Non è controverso che l’ingiunzione de qua sia stata emessa, su delega del Ministero dell’Industria, dall’Intendenza di Finanza: si versa dunque in una ipotesi di scissione soggettiva tra l’ente titolare del credito e l’ente emittente l’atto amministrativo finalizzato alla riscossione del credito.

In una situazione del genere, la legittimazione a contraddire va individuata – non diversamente da quanto ritenuto da questa Corte in materia di impugnazione di atti della procedura di riscossione coattiva a mezzo ruolo ai sensi del d.P.R. 29 settembre 1973, n. 602 – in base ai motivi di doglianza dedotti dall’opponente.

In particolare, qualora si assuma l’esistenza di vizi formali intrinseci dell’atto o comunque riferibili, poiché direttamente attinenti, all’operato dell’ente che ha predisposto l’ingiunzione, la legittimazione passiva spetta a quest’ultimo; laddove invece si contesti, nell’an o anche soltanto nel quantum, il diritto di credito, il contraddittorio va correttamente instaurato con l’ente titolare della pretesa (cfr., in senso analogo, Cass. 25/02/2016, n. 3707).

In applicazione dell’esposto principio, nella specie non vi è ragione di dubitare della concorrente legittimazione passiva di tutte le pubbliche amministrazioni evocate in lite, convenute con la originaria opposizione nonché chiamate in ottemperanza dell’ordine giudiziale di rinnovazione dell’atto.

Con la opposizione in discorso, infatti, oltre a contestazioni sulla debenza delle somme richieste (in relazione alle quali corretta parte processuale è stata individuata nel Ministero dell’Industria, titolare del credito), sono state sollevato altresì censure (rimaste assorbite nella sentenza di primo grado dall’accoglimento per altri motivi dell’opposizione, ma riproposte in appello, in ossequio al disposto dell’art. 346 cod. proc. civ.: Cass., Sez. U, 12/05/2017, n. 11799) afferenti la competenza ratione loci dell’ufficio dell’amministrazione finanziaria emittente l’ingiunzione, quindi un vizio proprio dell’atto, imputabile alla P.A. da cui promana lo stesso, in parte qua passivamente legittimata.

5. In relazione ai motivi accolti, della impugnata sentenza va disposta la cassazione con rinvio alla Corte di Appello di Potenza in diversa composizione, perché compia gli accertamenti descritti sub § 3. nel contraddittorio con le parti come individuate sub § 4.

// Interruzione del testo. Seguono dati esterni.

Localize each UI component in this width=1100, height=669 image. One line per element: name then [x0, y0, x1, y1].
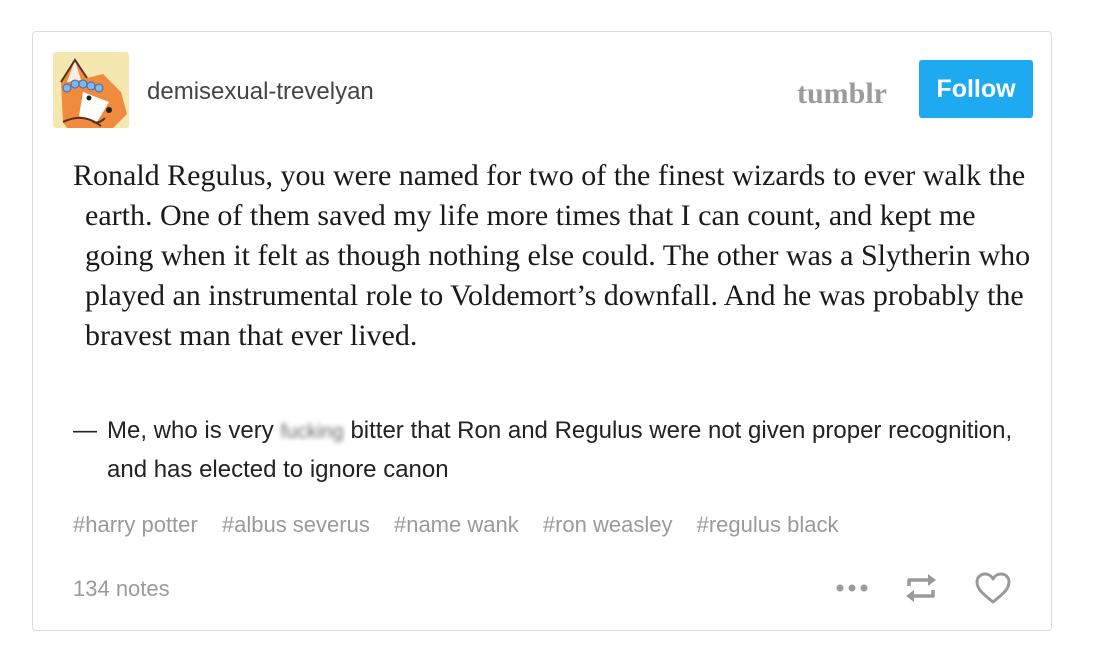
fox-avatar[interactable] — [53, 52, 129, 128]
tag-link[interactable]: #harry potter — [73, 512, 198, 537]
post-author-username[interactable]: demisexual-trevelyan — [147, 78, 374, 106]
more-dots-icon[interactable] — [835, 583, 869, 593]
post-controls — [835, 568, 1013, 608]
source-dash: — — [73, 417, 97, 444]
source-blurred-word: fucking — [280, 421, 344, 443]
heart-icon[interactable] — [973, 572, 1013, 604]
reblog-icon[interactable] — [901, 572, 941, 604]
post-quote-source: — Me, who is very fucking bitter that Ron… — [73, 412, 1057, 489]
follow-button[interactable]: Follow — [919, 60, 1033, 118]
post-quote-text: Ronald Regulus, you were named for two o… — [73, 159, 1031, 352]
tag-link[interactable]: #albus severus — [222, 512, 370, 537]
post-tags: #harry potter #albus severus #name wank … — [73, 512, 856, 538]
source-text-before: Me, who is very — [107, 417, 274, 444]
tag-link[interactable]: #regulus black — [697, 512, 839, 537]
notes-count[interactable]: 134 notes — [73, 576, 170, 602]
tumblr-logo: tumblr — [797, 77, 887, 110]
tag-link[interactable]: #name wank — [394, 512, 519, 537]
tag-link[interactable]: #ron weasley — [543, 512, 673, 537]
post-card: demisexual-trevelyan tumblr Follow Ronal… — [32, 31, 1052, 631]
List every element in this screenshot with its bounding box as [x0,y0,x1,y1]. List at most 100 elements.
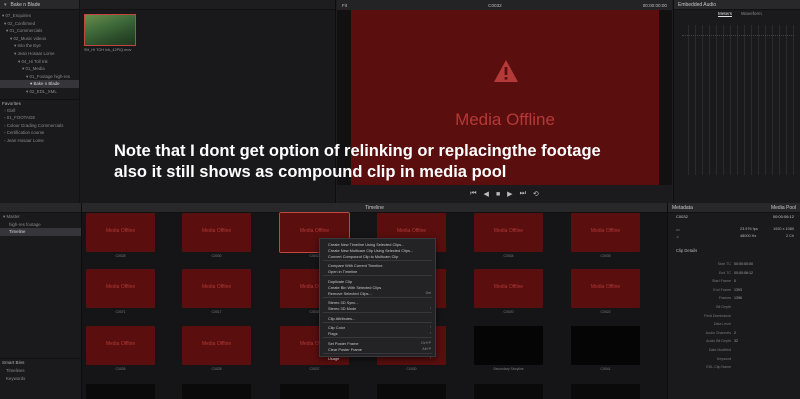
play-icon[interactable]: ▶ [507,190,512,198]
clip-thumbnail[interactable] [280,384,349,399]
clip-thumbnail[interactable] [474,384,543,399]
clip-thumbnail[interactable] [86,384,155,399]
context-menu-item[interactable]: Open in Timeline [328,269,357,274]
stop-icon[interactable]: ■ [496,191,500,198]
favorite-item[interactable]: ▫ Gixll [0,107,79,115]
tree-item[interactable]: ▾ 02_Confirmed [0,20,79,28]
tree-item[interactable]: ▾ 01_Footage high-res [0,73,79,81]
tab-meters[interactable]: Meters [718,11,733,17]
metadata-field-value[interactable]: 0 [734,279,736,283]
favorite-item-label: Jean Hosaar Lome [6,137,44,143]
context-menu-item[interactable]: Remove Selected Clips... [328,291,372,296]
clip-context-menu: Create New Timeline Using Selected Clips… [319,238,436,361]
skip-to-end-icon[interactable]: ⏭ [520,190,526,198]
context-menu-item[interactable]: Stereo 3D Mode [328,306,356,311]
clip-thumbnail[interactable]: Media Offline [474,213,543,252]
tree-item[interactable]: ▾ 02_EDL_XML [0,88,79,96]
smart-bin-item[interactable]: Timelines [0,367,81,375]
clip-thumbnail[interactable]: Media Offline [571,213,640,252]
context-menu-item[interactable]: Convert Compound Clip to Multicam Clip [328,254,398,259]
media-offline-text: Media Offline [105,284,136,290]
context-menu-item[interactable]: Create Bin With Selected Clips [328,285,381,290]
step-back-icon[interactable]: ◀ [484,190,489,198]
context-menu-item[interactable]: Flags [328,331,338,336]
tree-item-label: 07_Enquiries [5,13,32,18]
metadata-field-key: End TC [718,270,731,275]
loop-icon[interactable]: ⟲ [533,190,539,198]
bin-items: high-res footage Timeline [0,221,81,236]
favorite-item[interactable]: ▫ Certification course [0,129,79,137]
metadata-field-key: Audio Channels [705,330,731,335]
clip-thumbnail[interactable]: Media Offline [182,269,251,308]
metadata-panel: Metadata Media Pool C0032 00:00:06:12 ▭ … [667,203,800,399]
smart-bin-item[interactable]: Keywords [0,375,81,383]
context-menu-item[interactable]: Stereo 3D Sync... [328,300,359,305]
clip-thumbnail[interactable] [182,384,251,399]
metadata-field-key: Bit Depth [716,305,731,309]
menu-shortcut: Alt+P [422,346,431,351]
context-menu-item[interactable]: Compare With Current Timeline [328,263,383,268]
context-menu-item[interactable]: Set Poster Frame [328,341,359,346]
media-offline-text: Media Offline [590,284,621,290]
tree-item[interactable]: ▾ 01_Commercials [0,27,79,35]
tree-item[interactable]: ▾ Into the Eye [0,42,79,50]
context-menu-item[interactable]: Create New Timeline Using Selected Clips… [328,242,404,247]
media-offline-text: Media Offline [493,228,524,234]
context-menu-item[interactable]: Usage [328,356,339,361]
master-bin[interactable]: ▾ Master [0,213,81,221]
favorite-item[interactable]: ▫ Colour Grading Commercials [0,122,79,130]
clip-thumbnail[interactable] [474,326,543,365]
viewer-timecode[interactable]: 00:00:00:00 [643,3,667,8]
tab-waveform[interactable]: Waveform [741,11,762,17]
chevron-down-icon[interactable]: ▾ [4,2,7,8]
metadata-field-value[interactable]: 32 [734,339,738,343]
tree-item[interactable]: ▾ 04_Hi Toll Ink [0,58,79,66]
clip-thumbnail[interactable] [377,384,446,399]
clip-thumbnail[interactable]: Media Offline [182,326,251,365]
metadata-field-key: EDL Clip Name [706,365,731,370]
audio-header: Embedded Audio [674,0,800,10]
context-menu-item[interactable]: Clip Color [328,325,345,330]
zoom-select[interactable]: Fit [342,3,347,8]
context-menu-item[interactable]: Create New Multicam Clip Using Selected … [328,248,413,253]
metadata-field-value[interactable]: 1393 [734,288,742,292]
clip-thumbnail[interactable]: Media Offline [474,269,543,308]
clip-thumbnail[interactable] [571,326,640,365]
tree-item[interactable]: ▾ 07_Enquiries [0,12,79,20]
menu-separator [323,352,432,354]
chevron-right-icon: › [429,306,431,310]
context-menu-item[interactable]: Duplicate Clip [328,279,352,284]
clip-thumbnail[interactable]: Media Offline [571,269,640,308]
audio-meters [682,25,794,175]
favorite-item[interactable]: ▫ Jean Hosaar Lome [0,137,79,145]
clip-thumbnail[interactable]: Media Offline [86,213,155,252]
metadata-field-key: Field Dominance [704,313,731,318]
menu-separator [323,259,432,261]
bin-item[interactable]: high-res footage [0,221,81,229]
clip-name-label: C0017 [211,310,222,314]
skip-to-start-icon[interactable]: ⏮ [470,190,476,198]
clip-thumbnail[interactable] [571,384,640,399]
clip-thumbnail[interactable]: Media Offline [86,326,155,365]
tree-item[interactable]: ▾ Bake n Blade [0,80,79,88]
context-menu-item[interactable]: Clear Poster Frame [328,347,362,352]
metadata-field-value[interactable]: 00:00:00:00 [734,262,753,266]
metadata-field: Date Modified [668,348,800,354]
metadata-title: Metadata [672,204,693,211]
tree-item[interactable]: ▾ 01_Media [0,65,79,73]
clip-thumbnail-label: SH_HI TOH Ink_42PIQ.mov [84,48,132,52]
metadata-field-value[interactable]: 2 [734,331,736,335]
bin-item[interactable]: Timeline [0,228,81,236]
clip-thumbnail[interactable]: Media Offline [182,213,251,252]
favorite-item[interactable]: ▫ 01_FOOTAGE [0,114,79,122]
metadata-field: EDL Clip Name [668,365,800,371]
media-offline-text: Media Offline [590,228,621,234]
bin-item-label: Timeline [9,229,26,235]
clip-thumbnail[interactable] [84,14,136,46]
context-menu-item[interactable]: Clip Attributes... [328,316,355,321]
tree-item[interactable]: ▾ Jean Hosaar Lome [0,50,79,58]
tree-item[interactable]: ▾ 02_Music videos [0,35,79,43]
metadata-field-value[interactable]: 00:00:06:12 [734,271,753,275]
clip-thumbnail[interactable]: Media Offline [86,269,155,308]
metadata-field-value[interactable]: 1396 [734,296,742,300]
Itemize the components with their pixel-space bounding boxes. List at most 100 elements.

6. Al giudice di rinvio è demandata anche la regolamentazione delle spese del presente giudizio di cassazione.

P.Q.M.

Rigetta il primo ed il terzo motivo del ricorso principale; accoglie il secondo motivo del ricorso principale ed I ricorso incidentale, cassa la sentenza impugnata in relazione ai motivi accolti e rinvia alla Corte di Appello di Potenza, in diversa composizione, cui demanda di provvedere anche sulle spese del giudizio di legittimità.